Posted on: 08th Apr, 2004 04:59 am
Insured mortgages are mortgages insured either by the Federal Housing Administration (F.H.A.) or by private mortgage insurance (P.M.I.). In the incidence of the borrower defaulting on the loan, the insurer has to pay the lender either the amount of loss incurred or the amount insured-whichever is lower.
- FHA loans:
The Federal housing administration, a federal agency within the US Department of Housing and Urban Development insures mortgages. This implies that on default by any borrower, the FHA insurance protects a lender from financial loss. The FHA loans are meant for moderate and low income borrowers who wish to purchase homes or refinance their current mortgages.

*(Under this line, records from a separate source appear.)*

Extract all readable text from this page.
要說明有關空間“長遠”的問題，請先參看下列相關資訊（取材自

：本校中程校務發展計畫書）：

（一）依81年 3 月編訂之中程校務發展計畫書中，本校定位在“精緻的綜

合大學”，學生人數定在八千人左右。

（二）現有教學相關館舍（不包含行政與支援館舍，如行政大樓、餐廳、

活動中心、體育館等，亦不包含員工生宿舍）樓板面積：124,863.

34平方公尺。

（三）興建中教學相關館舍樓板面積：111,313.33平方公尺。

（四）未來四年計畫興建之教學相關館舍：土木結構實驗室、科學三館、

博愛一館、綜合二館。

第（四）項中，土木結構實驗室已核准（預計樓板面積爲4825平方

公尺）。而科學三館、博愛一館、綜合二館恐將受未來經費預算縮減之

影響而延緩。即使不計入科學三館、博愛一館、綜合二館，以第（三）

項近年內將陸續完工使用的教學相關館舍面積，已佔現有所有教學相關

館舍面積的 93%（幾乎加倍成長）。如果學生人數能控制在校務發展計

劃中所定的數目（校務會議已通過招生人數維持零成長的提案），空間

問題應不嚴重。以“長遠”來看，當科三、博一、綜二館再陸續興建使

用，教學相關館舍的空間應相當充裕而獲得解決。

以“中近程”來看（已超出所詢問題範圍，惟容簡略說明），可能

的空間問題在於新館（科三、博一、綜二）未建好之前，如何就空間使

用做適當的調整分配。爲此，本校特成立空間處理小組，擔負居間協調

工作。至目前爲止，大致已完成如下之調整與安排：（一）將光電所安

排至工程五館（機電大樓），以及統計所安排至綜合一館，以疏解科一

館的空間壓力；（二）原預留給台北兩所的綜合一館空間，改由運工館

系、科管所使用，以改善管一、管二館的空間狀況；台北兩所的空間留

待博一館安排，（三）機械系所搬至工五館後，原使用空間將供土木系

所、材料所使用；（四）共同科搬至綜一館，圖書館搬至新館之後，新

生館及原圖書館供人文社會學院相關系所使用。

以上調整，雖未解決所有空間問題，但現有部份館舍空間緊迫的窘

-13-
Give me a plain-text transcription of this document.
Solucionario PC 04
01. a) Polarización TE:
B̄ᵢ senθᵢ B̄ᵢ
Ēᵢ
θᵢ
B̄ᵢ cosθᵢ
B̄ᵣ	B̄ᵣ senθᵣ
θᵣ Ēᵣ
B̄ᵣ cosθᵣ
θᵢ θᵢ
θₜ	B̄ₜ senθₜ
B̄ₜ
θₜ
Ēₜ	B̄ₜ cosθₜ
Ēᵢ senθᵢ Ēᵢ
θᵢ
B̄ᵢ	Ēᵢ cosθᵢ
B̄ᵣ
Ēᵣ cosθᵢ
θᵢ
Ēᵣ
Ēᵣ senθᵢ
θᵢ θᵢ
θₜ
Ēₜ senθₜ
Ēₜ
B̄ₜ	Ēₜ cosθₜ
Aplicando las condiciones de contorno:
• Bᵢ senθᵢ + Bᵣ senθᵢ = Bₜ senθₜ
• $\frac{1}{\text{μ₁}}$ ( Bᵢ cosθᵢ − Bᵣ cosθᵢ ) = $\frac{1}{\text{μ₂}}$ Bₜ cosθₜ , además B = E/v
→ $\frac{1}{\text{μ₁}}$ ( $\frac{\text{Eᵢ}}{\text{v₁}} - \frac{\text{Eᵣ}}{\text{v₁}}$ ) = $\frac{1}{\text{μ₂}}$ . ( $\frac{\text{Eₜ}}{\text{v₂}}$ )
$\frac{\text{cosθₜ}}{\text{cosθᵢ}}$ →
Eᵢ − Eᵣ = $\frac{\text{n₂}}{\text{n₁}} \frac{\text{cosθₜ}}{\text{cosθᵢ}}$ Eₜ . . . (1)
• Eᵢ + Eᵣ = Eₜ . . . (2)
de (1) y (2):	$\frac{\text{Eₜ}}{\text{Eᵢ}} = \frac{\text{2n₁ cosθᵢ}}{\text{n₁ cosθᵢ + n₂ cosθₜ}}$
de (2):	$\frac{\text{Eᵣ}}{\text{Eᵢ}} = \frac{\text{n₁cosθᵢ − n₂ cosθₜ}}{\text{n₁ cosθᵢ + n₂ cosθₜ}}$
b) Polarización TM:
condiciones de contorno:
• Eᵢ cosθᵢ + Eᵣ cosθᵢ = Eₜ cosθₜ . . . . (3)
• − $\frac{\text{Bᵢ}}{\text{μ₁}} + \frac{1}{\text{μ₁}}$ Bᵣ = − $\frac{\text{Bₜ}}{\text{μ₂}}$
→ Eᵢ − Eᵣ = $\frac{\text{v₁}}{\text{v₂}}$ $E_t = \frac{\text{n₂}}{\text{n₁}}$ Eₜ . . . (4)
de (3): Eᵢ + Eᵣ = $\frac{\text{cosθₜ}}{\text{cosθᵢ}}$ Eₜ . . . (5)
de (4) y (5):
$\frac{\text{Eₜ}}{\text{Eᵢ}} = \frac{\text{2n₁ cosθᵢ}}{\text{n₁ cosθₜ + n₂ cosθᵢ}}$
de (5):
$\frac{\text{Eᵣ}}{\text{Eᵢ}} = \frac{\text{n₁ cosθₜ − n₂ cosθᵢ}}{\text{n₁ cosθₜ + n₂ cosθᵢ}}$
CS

- PMI or Private mortgage insurance:
Homeowners taking a loan amount equal to or more than 80% of the property value, are required to pay for private mortgage insurance premiums. The PMI helps lenders to compensate for any loss incurred in case of default by the borrowers.
what is this pertaining to insurance is that the same as PMI?
Yeah it is more or less related to PMI only.
How would this fit in with loan modification? Does the lender reduce the principal amount ?
If you've a mortgage insurance, then the lender will try to recover the balance dues from that insurance. If your principal amount is reduced, the lender may be able to get back the forgiven amount from your insurance company.